Asia, Gabi’ye kızının kendisini ancak birlikte olduğu saatlerde mutlu olduğunu söyler ve kendisinden bir talepte bulunur. Bakire olarak ölmek istemeyen kızına ilk seks deneyimini yaşatmasını ister. Son yarım saatiyle farklı bir kulvara sapan filmin konusunu spoiler vermeden anlatmak imkânsız. Okuyucularımın seyir keyfini kaçırmak istemem.

Sevilen TV dizisi ‘Unorthodox’tan tanıdığımız, Tel Aviv doğumlu Shira Haas 26 yaşında olmasına rağmen yaşından çok daha genç karakterleri canlandırdığında da inandırıcı olabiliyor.
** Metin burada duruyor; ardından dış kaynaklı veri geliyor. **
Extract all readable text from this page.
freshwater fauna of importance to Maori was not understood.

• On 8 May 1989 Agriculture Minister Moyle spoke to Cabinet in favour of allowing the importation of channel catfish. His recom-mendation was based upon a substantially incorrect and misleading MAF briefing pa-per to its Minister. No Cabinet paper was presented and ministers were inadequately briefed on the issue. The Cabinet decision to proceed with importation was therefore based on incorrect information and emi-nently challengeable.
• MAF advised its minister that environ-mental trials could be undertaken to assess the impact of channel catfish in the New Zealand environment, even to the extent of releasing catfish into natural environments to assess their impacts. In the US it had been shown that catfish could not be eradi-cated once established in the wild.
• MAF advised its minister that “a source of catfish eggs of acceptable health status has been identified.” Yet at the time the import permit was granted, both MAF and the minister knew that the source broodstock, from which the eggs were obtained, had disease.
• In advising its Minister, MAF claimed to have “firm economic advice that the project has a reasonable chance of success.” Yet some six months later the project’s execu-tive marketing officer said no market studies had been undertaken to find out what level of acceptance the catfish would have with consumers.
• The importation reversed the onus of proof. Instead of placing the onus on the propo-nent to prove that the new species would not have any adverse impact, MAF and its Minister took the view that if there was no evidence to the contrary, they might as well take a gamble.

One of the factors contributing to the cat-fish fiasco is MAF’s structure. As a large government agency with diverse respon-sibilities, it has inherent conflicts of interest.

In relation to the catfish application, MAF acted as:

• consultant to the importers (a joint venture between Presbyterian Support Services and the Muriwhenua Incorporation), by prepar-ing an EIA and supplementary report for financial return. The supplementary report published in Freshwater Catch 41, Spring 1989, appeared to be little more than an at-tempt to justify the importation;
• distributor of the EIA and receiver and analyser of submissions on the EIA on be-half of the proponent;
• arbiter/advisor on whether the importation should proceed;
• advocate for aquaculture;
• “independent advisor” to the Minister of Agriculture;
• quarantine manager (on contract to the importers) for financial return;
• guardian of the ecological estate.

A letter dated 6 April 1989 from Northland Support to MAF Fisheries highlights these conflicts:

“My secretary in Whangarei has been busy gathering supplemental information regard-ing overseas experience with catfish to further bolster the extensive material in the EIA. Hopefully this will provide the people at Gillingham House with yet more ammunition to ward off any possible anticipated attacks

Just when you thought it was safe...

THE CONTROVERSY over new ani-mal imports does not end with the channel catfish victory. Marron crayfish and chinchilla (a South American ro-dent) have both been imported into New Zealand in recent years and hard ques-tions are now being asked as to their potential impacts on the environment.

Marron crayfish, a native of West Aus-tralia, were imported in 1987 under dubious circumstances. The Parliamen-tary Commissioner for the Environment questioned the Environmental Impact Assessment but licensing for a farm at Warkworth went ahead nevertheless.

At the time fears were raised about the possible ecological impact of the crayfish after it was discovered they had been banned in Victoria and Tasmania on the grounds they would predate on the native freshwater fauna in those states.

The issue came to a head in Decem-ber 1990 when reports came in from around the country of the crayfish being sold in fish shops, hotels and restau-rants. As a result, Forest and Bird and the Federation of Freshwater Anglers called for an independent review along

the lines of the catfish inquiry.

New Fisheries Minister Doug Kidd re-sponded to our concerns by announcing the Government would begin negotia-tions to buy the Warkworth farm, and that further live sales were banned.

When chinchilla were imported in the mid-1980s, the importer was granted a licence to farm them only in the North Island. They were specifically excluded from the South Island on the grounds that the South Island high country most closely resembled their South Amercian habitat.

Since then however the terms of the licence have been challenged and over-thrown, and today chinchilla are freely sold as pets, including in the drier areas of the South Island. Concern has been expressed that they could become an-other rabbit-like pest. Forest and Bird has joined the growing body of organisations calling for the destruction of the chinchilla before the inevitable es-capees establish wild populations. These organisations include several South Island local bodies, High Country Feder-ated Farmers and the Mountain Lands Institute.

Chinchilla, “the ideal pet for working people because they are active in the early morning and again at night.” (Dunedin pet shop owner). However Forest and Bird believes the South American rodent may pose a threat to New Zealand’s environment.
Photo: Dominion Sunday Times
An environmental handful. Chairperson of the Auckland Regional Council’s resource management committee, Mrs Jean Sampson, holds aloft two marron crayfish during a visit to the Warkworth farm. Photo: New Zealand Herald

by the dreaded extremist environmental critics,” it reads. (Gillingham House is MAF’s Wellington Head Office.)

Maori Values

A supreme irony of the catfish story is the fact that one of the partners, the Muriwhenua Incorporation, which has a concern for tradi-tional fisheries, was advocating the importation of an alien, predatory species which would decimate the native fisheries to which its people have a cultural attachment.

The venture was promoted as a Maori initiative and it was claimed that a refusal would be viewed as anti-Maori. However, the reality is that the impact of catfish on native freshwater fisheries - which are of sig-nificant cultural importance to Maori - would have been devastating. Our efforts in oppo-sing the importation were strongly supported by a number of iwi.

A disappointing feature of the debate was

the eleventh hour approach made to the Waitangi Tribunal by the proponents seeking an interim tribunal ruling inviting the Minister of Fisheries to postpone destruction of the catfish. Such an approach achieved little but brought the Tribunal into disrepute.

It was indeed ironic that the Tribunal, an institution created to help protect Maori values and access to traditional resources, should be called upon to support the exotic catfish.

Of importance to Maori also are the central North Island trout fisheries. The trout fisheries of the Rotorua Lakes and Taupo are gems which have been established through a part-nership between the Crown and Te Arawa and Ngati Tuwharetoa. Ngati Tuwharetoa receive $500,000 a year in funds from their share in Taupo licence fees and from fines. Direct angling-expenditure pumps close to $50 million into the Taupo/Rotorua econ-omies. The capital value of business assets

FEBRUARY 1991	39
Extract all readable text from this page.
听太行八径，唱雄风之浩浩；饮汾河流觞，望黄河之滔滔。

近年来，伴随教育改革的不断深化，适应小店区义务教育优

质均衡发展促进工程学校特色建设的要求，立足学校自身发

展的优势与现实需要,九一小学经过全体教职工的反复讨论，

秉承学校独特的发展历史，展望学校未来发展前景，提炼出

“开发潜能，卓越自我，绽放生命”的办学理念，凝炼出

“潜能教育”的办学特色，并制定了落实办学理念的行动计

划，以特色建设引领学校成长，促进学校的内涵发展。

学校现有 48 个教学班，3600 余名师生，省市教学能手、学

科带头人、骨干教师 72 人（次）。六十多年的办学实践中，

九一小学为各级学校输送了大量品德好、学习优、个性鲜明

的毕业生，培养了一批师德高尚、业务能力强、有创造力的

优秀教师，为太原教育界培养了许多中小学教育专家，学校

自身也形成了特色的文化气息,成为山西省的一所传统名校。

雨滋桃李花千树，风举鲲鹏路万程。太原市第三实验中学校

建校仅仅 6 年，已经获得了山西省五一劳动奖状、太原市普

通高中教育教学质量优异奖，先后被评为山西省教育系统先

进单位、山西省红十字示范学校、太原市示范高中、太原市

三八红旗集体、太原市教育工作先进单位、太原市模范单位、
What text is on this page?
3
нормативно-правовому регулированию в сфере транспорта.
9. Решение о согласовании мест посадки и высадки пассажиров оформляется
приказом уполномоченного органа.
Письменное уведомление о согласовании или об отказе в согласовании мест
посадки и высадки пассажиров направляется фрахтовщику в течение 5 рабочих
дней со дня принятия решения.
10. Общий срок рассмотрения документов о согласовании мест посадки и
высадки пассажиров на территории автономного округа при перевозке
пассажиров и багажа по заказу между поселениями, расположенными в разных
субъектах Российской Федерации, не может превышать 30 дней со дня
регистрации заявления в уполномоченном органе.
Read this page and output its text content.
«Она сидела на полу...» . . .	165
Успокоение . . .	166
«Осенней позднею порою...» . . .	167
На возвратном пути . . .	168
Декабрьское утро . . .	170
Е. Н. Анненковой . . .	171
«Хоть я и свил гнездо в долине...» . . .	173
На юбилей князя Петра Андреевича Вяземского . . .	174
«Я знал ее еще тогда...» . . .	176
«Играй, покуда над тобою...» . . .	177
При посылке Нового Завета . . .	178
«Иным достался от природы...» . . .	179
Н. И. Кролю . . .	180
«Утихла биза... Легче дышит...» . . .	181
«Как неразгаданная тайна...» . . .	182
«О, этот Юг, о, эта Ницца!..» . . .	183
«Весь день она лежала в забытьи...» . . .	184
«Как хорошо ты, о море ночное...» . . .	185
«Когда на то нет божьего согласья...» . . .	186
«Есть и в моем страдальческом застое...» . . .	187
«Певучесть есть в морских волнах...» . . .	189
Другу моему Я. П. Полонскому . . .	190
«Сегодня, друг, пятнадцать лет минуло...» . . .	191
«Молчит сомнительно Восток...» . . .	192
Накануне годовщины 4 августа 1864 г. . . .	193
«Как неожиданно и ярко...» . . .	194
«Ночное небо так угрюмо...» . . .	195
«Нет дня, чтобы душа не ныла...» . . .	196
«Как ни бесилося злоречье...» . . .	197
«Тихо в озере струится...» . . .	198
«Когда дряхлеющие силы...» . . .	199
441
Bebek yüzlü aktris ‘Unorthodox’ta da, ünlü dizi ‘Shtisel’de olduğu gibi bu filmde de 17 yaşındaki bir kızı canlandırıyor. İsrail’in ünlü bir oyuncusu olarak Haas, Samuel Moaz’ın Gümüş Aslan Ödüllü ‘Foxtrot’unda (2017), Nathalie Portman’ın Amos Oz’un çocukluğunu anlattığı ‘A Tale Of Love And Darkness’ında (2015), Tahar Rahim ile ‘Mary Magdalene’de (2018) rol aldı.

‘Asia’da genç yaşta hayatın sillesini yiyen, hiç flört yaşamamış, bekaretini koruyan Victoria’yı canlandıran Haas dramatik kompozisyonlardaki becerisini kanıtlıyor.

 

***

‘ALTIN SESLER’

Günümüzde 9 milyon nüfuslu İsrail’de 1,5 milyon Rus Yahudi’si yaşıyor. Sinemada Rusların İsrail’e adaptasyon sürecini anlatan filmlere rastlıyoruz. Sovyetler Birliği’nin dağılmasından sonra yurt dışına çıkma olanağına kavuşan Rus Yahudileri tercihlerini İsrail’e göç etmede kullandı. 2000’li yılların başında Rusya’daki ekonomik krizden kaçıp kendilerine daha iyi bir hayat kurma şansı arayan Rus Yahudileri toplu bir göç (aliya) kararı almışlardı.

Yazımın ilk bölümünde İsrail’e uyum sağlayan, İsrailli gibi yaşayan bir anne-kızın öyküsünü merkezine alan ‘Asia’ filminden bahsettim. Yazımı uyum sürecinde sıkıntı yaşayan Rus Yahudi’si bir çiftin komedi türünde anlatılan bir filmiyle sonlandıracağım. ‘Altın Sesler / Kolot Reha’ adlı bu film geçen yıl 39. İstanbul Film Festivali online seçkisinde yer almıştı.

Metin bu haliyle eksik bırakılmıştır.